実際、不動産を相続する際はさまざまな手続きが必要になります。あらかじめ知識を深めておくことで、もしもの時に慌てることなくスムーズに手続きを進めることができるでしょう。
今回は不動産を相続する際の基本的な流れについて解説します。
■不動産を相続する際の流れ
相続の状況によって多少異なる点はありますが、全体的な流れは以下のようになります。
・遺言書の確認
不動産の所有者が亡くなり相続が発生したら、まず遺言書の有無を確認しましょう。遺言書があれば基本的にその内容に従って進めることになるため、遺言書は相続の流れを左右するとても重要な存在といえます。遺言書にはいくつかの種類がありますが、家庭裁判所による「検認」が必要な場合があります。遺言書があったからといって勝手に開封しないように注意しましょう。
・相続人の確定
遺言書がない場合は、基本的に民法で定められた「法定相続人」が財産を相続します。
主な法定相続人は故人の配偶者や子どもですが、いない場合は故人の親や兄弟となります。相続の手続き後に新たな相続人が見つかりトラブルになる―ケースもあります。故人の戸籍謄本を確認し、相続人の有無を調べると良いでしょう。
・相続財産の確認
故人が遺した財産を確認し、必要であれば財産目録を作成することも相続の手続きを進めるうえで有効です。不動産の有無については、権利証(登記識別情報通知)や市区町村から送付される固定資産税の納税通知書などを確認しましょう。不動産評価額の算出には多くの場合、固定資産税評価額が用いられます。
・遺産分割協議
相続する“人”と相続する“財産”が分かったら、誰が何を相続するか協議を行うことになります。

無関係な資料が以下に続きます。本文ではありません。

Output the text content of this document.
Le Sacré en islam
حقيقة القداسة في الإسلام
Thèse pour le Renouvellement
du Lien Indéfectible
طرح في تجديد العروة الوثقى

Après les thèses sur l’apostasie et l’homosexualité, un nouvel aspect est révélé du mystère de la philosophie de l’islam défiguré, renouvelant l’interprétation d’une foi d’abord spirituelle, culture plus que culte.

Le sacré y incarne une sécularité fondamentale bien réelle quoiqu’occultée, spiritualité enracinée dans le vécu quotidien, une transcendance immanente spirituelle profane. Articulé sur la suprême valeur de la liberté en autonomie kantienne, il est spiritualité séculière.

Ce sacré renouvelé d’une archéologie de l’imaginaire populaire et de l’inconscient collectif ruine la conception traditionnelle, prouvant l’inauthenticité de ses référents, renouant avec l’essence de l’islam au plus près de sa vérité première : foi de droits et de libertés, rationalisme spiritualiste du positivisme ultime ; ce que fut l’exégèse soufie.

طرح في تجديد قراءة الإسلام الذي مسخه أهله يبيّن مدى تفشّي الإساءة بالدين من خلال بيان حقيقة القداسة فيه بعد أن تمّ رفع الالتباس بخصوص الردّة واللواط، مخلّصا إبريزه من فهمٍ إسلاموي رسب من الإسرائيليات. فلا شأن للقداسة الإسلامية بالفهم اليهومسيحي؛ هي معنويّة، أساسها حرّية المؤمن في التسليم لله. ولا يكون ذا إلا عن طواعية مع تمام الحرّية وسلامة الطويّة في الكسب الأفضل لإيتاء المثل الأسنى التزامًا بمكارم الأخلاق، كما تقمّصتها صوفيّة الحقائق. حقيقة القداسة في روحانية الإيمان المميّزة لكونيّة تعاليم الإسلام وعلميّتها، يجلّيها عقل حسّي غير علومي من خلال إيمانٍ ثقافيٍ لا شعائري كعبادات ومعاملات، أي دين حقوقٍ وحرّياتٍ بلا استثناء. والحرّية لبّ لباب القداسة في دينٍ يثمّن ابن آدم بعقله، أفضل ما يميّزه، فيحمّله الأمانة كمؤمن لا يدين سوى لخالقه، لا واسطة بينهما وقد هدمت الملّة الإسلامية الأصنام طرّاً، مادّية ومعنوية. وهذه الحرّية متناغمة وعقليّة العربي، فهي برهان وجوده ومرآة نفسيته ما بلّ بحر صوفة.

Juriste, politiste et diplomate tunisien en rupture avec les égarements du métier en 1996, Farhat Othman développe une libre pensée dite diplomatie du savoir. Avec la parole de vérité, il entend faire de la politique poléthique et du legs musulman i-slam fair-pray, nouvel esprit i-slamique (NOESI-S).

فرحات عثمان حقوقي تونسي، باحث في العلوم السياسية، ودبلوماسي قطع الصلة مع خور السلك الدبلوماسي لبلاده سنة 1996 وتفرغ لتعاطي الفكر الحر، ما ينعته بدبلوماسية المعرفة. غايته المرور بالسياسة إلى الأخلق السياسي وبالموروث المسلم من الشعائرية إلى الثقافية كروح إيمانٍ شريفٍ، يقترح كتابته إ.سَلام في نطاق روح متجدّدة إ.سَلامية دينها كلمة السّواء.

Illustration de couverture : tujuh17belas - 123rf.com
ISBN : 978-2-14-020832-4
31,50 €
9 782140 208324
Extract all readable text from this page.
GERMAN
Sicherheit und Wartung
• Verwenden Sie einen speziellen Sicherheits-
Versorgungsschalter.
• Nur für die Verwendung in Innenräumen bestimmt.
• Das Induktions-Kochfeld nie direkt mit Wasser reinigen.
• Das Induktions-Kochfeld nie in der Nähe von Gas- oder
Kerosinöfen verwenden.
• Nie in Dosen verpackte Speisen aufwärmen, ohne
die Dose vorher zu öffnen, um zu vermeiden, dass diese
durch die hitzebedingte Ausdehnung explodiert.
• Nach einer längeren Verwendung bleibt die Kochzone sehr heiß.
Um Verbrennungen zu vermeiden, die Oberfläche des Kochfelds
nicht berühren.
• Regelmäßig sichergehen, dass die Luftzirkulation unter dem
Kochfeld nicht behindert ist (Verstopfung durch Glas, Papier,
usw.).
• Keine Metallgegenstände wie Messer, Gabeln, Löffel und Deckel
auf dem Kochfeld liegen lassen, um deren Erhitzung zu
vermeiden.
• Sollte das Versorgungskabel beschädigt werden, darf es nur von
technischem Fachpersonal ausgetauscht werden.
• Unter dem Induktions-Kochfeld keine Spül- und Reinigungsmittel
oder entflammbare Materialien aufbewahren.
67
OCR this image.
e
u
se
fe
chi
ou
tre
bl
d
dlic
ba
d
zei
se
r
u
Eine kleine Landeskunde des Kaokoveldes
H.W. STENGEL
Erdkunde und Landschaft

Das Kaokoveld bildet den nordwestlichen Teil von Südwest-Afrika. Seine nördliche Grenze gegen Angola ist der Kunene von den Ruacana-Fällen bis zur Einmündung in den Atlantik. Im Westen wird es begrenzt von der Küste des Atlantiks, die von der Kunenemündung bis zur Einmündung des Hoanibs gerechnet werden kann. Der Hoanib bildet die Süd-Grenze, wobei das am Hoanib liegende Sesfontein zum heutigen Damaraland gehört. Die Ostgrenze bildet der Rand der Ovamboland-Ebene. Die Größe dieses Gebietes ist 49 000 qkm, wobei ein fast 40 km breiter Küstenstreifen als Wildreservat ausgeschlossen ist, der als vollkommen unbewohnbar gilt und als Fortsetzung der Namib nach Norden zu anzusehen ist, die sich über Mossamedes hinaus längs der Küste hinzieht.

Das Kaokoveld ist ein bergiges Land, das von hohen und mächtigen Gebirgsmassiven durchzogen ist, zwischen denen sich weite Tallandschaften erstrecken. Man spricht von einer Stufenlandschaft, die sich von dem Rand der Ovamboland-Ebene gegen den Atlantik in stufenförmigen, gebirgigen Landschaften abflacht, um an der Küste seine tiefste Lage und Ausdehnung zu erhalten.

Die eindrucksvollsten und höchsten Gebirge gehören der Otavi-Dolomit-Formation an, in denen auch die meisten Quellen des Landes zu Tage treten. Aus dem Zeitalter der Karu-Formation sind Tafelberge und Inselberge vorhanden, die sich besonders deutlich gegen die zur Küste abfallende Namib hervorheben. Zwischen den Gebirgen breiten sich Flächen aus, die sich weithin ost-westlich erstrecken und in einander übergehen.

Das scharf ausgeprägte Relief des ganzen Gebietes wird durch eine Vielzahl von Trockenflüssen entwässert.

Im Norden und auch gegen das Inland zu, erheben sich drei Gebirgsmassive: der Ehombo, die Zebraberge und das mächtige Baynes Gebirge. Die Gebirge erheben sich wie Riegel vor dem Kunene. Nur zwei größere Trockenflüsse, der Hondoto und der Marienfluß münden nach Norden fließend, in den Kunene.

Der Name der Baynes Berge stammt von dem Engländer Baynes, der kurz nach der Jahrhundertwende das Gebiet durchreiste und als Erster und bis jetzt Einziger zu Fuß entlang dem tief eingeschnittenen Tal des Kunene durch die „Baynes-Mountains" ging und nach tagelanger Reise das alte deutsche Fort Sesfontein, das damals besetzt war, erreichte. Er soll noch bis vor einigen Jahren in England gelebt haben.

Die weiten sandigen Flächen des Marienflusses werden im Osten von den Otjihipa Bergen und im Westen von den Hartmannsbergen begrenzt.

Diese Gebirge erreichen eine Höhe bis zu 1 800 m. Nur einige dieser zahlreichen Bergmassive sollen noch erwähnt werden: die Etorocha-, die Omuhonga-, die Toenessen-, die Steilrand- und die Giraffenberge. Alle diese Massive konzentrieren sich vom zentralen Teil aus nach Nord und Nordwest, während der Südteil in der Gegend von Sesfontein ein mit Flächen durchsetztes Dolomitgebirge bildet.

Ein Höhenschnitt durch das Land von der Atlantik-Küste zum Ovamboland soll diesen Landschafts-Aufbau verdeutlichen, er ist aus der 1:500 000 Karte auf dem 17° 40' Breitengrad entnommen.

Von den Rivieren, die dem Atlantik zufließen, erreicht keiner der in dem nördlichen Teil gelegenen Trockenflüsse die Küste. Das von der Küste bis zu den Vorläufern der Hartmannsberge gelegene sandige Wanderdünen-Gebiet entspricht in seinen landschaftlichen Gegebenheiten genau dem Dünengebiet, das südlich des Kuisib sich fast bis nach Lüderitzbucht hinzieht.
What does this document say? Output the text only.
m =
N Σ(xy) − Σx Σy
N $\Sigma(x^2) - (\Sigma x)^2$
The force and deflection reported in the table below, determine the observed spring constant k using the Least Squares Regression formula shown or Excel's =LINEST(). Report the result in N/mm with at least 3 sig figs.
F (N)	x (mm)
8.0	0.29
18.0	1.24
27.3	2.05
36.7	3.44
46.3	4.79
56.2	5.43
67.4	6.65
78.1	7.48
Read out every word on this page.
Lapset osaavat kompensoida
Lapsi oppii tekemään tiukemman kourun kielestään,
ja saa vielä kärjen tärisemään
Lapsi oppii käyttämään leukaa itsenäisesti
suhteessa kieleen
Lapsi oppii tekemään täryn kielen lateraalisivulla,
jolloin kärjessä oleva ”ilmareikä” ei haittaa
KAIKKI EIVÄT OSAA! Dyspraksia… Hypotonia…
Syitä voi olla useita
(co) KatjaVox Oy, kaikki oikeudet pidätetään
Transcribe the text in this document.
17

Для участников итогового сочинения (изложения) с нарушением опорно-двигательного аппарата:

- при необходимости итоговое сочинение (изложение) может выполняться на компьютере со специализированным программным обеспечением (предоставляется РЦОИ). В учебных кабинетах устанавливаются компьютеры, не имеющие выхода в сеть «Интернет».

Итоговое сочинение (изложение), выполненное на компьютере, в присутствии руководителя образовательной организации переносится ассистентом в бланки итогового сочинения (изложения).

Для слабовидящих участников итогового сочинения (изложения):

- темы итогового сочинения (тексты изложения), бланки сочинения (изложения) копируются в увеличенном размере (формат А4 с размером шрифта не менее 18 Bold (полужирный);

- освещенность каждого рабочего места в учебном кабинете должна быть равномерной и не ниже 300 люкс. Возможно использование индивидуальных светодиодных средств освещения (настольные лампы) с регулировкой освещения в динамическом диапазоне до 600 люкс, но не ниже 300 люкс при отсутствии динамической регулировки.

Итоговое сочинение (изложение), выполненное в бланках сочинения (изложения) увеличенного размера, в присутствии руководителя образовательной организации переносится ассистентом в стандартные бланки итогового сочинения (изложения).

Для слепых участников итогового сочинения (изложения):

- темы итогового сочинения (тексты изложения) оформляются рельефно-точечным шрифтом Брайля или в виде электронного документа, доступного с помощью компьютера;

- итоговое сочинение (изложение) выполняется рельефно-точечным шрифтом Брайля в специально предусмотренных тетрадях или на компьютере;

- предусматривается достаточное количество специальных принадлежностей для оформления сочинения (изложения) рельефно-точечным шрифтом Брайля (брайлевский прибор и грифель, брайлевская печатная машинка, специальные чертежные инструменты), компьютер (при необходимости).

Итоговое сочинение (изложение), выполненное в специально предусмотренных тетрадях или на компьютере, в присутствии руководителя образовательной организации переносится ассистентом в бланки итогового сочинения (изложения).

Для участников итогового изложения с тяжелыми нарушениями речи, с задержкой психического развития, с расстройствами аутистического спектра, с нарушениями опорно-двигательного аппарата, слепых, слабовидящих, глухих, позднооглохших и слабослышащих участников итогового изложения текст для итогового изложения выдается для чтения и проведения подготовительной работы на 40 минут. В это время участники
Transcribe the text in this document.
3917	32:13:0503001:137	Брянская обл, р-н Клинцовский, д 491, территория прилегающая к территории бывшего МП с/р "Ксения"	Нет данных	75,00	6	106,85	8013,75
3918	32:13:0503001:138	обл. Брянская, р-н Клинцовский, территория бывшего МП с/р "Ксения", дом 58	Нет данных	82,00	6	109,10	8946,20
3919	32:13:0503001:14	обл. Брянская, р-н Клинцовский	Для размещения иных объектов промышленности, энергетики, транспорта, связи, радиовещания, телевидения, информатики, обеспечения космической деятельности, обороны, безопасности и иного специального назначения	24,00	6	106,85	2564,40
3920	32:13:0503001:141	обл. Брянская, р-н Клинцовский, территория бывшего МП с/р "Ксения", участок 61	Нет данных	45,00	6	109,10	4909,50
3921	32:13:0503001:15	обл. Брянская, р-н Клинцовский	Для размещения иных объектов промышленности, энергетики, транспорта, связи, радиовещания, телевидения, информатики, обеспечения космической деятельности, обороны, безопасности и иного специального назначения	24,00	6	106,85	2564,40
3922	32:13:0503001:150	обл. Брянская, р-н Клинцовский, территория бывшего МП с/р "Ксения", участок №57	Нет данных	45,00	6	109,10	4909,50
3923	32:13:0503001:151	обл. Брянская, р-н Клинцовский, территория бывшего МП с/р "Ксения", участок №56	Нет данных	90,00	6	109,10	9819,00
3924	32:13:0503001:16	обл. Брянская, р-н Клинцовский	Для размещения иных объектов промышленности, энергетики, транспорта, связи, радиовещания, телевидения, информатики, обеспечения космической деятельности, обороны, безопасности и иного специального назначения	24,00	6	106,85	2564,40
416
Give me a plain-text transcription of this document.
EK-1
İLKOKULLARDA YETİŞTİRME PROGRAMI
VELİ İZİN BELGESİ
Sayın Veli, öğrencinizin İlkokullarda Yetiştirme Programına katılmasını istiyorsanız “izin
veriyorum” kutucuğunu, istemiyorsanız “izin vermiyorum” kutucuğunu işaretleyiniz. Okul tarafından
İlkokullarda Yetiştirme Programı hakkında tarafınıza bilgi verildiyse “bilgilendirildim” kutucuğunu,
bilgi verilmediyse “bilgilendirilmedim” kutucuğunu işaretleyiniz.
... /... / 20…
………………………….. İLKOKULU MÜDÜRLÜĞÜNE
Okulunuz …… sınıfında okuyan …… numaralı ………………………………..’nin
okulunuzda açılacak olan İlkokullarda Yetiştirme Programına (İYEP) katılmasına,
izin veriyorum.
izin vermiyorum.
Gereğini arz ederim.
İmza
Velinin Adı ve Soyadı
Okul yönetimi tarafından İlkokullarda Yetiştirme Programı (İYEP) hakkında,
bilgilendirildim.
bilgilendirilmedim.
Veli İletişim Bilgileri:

不動産は現金と違い簡単に分けることができないため、分割方法など意見がまとまらず時間がかかる可能性もあります。相続内容についてすべての相続人の合意が得られれば、遺産分割協議書を作成し相続人全員が署名捺印します。
・相続登記の申請
不動産を相続することが決まったら、所有者の名義変更(相続登記)を行う必要があります。相続登記は2024(令和6)年4月1日から義務化されました。
不動産の売却や活用には所有者の変更は不可欠のため、早めに手続きをしておくと良いでしょう。
・相続税の申告・納付
相続税の申告・納付は、相続開始を知った日の翌日から10か月以内に税務署にて行わなければなりません。期限内に申告・納付をしないと延滞税がかかることもあるので、早めに手続きをしておきましょう。
不動産を相続する際には、多くの書類や時間を要します。必要な書類や行う手続きは相続の状況によっても異なるため、不安な方は専門家に相談してみるのもおすすめです。